1) Moolaghatika Ketana

Moolaghatika Ketana (1200-1280 AD) is one of the important writers of Tikkana Era. His father was Maraya and mother was Sankamaamba. He was the village head of Ventirala for sometime. Later, he migrated to Nellooru where he met Tikkana. His works include Dasakumara Charitra, Andhrabhaashaabhooshanamu and Vinyaaneswareeyamu.

He translated Dasakumara Charitra (Story of Ten Youths) written by Dandi in Sanskrit, and dedicated it to Tikkana. Dandi’s Dasakumara Charitra was in prose. Ketana described the brave acts and love stories of ten young people in beautiful poetry, with delightful descriptions, in twelve chapters of 1625 verses. He used the situations, events and ornaments of his time to describe these stories. He also incorporated several Telugu traditions that were not part of the original Sanskrit work, e.g., he described the cockfight of Andhra.

Andhrabhaashaabhooshanamu is the first independent grammar book in Telugu literature, in about 196 verses of poetry. Ketana used ‘Telugu’ and ‘Tenugu’ words to describe Telugu language. Ketana opined that Telugu was an independent language (not derived from Sanskrit) that was influenced by Sanskrit.

Vinyaaneswareeyamu is the first text on jurisprudence in Telugu poetry. This is translation of ‘Mitaakshari," a very famous and still in use Sanskrit text, written by Vinyaaneswara based on the Smritis collected by sage Yagnavalkya. Even today some of the laws of inheritance, division, woman’s property etc., are used in the modern jurisprudence in India. This text comprises of three chapters and 433 verses. This text gives us an idea of the culture, traditions, jurisprudence of his time.

2) Maarana

Maarana is the son and student of Tikkana Somayaaji. He translated Markandeya Puraanamu. This puranamu is seventh of the eighteen Sanskrit puraanas. This puranamu describes the stories that were not complete in Mahabhaaratamu. Maarana dedicated this puranamu to Gannaya, chief of Army of Kakatiya Empire. When the emperor Prataparudra lost in the war and was captured by Delhi military, Gannaya converted to Islam, changed his name to Malik Makbool and came back to rule Warnagal.
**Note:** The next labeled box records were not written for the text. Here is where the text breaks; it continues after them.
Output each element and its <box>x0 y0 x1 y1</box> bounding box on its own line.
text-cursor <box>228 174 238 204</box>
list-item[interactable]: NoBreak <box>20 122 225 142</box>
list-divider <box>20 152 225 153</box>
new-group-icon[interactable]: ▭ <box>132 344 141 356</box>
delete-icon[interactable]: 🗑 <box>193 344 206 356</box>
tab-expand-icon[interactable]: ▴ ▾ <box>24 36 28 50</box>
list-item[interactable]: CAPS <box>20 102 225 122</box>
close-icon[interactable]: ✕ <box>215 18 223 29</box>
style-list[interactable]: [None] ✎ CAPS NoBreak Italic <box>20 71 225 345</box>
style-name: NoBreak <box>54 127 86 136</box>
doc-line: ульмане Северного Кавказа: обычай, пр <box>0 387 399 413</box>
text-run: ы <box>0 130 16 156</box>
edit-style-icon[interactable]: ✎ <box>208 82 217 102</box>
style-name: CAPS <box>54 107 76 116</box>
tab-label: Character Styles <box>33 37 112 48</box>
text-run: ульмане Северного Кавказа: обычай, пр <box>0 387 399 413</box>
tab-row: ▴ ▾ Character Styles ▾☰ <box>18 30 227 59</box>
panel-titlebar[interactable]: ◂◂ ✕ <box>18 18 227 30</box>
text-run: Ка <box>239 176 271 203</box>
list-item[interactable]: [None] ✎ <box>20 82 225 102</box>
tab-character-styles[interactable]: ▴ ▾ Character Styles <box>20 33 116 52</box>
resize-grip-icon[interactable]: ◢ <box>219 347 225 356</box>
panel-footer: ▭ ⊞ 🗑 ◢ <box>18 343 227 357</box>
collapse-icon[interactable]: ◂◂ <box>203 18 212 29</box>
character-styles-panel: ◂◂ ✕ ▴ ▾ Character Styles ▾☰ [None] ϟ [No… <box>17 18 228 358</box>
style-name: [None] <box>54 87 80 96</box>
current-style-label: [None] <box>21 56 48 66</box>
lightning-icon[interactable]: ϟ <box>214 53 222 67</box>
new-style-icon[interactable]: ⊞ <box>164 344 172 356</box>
Markandeya Puranamu comprises of attractive stories like Harischandra, Varoodhini-Pravaraakya, Madaalasa-Kuvalyaswa, Bahulasva, Ruchi, Maanini-Rajavardhana, Maruttu, Mahishasura Mardhanamu, Sumbha-Nisumbaha Vadha, etc. Maarana gave importance to the story and didn't deviate from the original. However, Maarana incorporated sensuality into the philosophical and religious puraanamu. Maarkandeya Puraanamu became a source for several works by later poets, like Gourana, Sankara, Peddana etc.